The site has since been redeveloped as a culture and art district, similar to the Beijing 798 Art Zone.

Wang Wu, director of the renovation project, says the plan to lower the chimney was drawn up by a team from the Architectural Design and Research Institute of Tsinghua University and delivered to the city planning department in July.

Before the 2008 Olympic Games, Beijing cracked down on pollution and dismantled chimneys pouring noxious particles into the air. But the highest chimney in the downtown area remained, fueling a heated debate over its fate.

Supporters of demolition argue the chimney is in “wrong place” and a blot on the surrounding cityscape.

Just 92 meters away is the Tianning Pagoda, built 898 years ago, Beijing’s oldest surviving religious building.

The 58-meter pagoda is in Tianning Temple, which was destroyed iabout 700 years ago and rebuilt in the late Ming Dynasty (1368-1644). Famous for its chrysanthemum garden, the temple attracted crowds of visitors before 1949.

“The chimney does not respect nearby cultural relics,” argues Huo Chunlong, chief designer of the renovation plan.

“Cultural relics protection law prohibits higher facilities within a kilometer of historic sites, let alone within 100 meters.”

The Beijing government implemented height restrictions of 30 meters in the 1980s to preserve the city’s skyline.

“The factory was built during the ‘cultural revolution (1966-76),’ when people had little awareness of cultural heritage,” says Yang Zhenhua, a former city planning adviser.

The power plant was built in 1976 to supply heat and electricity to an area of 520,000 square meters in the city center, including Zhongnanhai, the Great Hall of the People, and Diaoyutai State Guesthouse.

A forest of chimneys was then regarded as a sign of modernization. 

More than 14,000 industrial chimneys were visible in Beijing in the 1980s, when industrial output reached 63.7 percent of the capital’s gross domestic product and air pollution was severe.

In 1983, the central government required Beijing to become “a political and cultural center” and “no longer develop heavy industry.” 

For this reason, some scholars say the chimney should be kept as a reminder of a bygone era.

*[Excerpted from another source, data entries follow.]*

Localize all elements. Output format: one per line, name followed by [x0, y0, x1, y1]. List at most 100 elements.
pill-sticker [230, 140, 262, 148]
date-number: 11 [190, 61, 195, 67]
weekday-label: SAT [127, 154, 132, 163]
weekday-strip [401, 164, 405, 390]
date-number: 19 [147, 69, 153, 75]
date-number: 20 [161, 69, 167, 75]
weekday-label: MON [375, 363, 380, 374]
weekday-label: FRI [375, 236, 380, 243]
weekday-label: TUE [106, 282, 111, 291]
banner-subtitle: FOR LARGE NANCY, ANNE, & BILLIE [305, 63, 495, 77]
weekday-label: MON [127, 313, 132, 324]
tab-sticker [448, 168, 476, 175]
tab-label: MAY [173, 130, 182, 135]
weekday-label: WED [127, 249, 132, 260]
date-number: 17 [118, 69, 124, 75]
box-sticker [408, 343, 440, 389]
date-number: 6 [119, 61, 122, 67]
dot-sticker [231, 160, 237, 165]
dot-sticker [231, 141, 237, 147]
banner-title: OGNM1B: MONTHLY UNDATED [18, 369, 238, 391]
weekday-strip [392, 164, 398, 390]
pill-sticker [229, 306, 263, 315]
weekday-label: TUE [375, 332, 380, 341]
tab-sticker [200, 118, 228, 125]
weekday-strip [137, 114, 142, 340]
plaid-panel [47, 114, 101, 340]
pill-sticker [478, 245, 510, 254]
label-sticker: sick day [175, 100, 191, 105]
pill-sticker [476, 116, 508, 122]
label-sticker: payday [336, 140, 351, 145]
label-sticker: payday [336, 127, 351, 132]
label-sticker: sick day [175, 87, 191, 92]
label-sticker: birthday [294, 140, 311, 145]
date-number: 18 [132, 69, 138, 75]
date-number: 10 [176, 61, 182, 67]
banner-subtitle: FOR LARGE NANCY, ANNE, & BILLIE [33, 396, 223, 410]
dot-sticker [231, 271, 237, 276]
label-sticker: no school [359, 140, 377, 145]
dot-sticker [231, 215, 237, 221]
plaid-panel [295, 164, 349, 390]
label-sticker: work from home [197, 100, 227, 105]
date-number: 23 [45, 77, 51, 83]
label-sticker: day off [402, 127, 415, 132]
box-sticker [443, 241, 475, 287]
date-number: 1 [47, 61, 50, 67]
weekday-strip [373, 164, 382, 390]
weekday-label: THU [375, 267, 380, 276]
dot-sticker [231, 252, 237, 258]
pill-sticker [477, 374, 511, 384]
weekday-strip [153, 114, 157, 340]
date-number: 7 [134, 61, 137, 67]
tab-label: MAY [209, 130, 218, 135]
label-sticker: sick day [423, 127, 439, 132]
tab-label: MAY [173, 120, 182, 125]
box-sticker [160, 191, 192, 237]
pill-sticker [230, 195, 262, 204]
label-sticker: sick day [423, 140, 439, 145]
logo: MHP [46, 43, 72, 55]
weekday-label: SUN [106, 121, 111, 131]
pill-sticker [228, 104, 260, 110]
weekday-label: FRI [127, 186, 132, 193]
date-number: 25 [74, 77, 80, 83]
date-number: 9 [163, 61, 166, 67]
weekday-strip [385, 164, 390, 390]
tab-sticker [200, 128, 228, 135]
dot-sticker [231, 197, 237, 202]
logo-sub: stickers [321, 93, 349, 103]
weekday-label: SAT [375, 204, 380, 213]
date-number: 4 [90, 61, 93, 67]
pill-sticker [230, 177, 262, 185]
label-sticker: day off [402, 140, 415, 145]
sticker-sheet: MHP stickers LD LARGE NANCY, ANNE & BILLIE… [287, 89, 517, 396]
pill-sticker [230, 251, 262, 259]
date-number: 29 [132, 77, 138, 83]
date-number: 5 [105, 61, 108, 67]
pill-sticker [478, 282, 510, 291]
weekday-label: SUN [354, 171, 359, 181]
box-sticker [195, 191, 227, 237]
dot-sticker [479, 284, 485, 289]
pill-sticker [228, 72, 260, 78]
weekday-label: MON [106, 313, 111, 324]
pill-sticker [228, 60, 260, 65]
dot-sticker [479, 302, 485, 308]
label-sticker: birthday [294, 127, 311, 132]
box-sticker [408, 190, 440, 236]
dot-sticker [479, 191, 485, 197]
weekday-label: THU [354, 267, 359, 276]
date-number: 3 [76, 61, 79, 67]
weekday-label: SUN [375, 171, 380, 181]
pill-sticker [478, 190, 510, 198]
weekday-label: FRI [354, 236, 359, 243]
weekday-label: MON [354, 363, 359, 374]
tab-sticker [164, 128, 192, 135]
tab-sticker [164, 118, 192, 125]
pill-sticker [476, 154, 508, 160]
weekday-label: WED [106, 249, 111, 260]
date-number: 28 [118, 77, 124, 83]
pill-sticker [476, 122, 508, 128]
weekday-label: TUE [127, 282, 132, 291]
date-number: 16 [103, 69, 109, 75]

“The chimney and the pagoda have coexisted for 40 years, and the two buildings together have become new historic relics,” says Zhao Zhongshu, a senior engineer at the China Academy of Urban Planning and Design.

“Understanding of architectural heritage is constantly developed and enriched. I don’t agree the chimney should be dismantled. It should be protected as industrial heritage.”

But opponents dispute the concept of “industrial heritage.”

“It is only 40 years old and has no special value or features compared with other chimneys,” says Zhu Zuxi, vice director of the Beijing Geographic Society.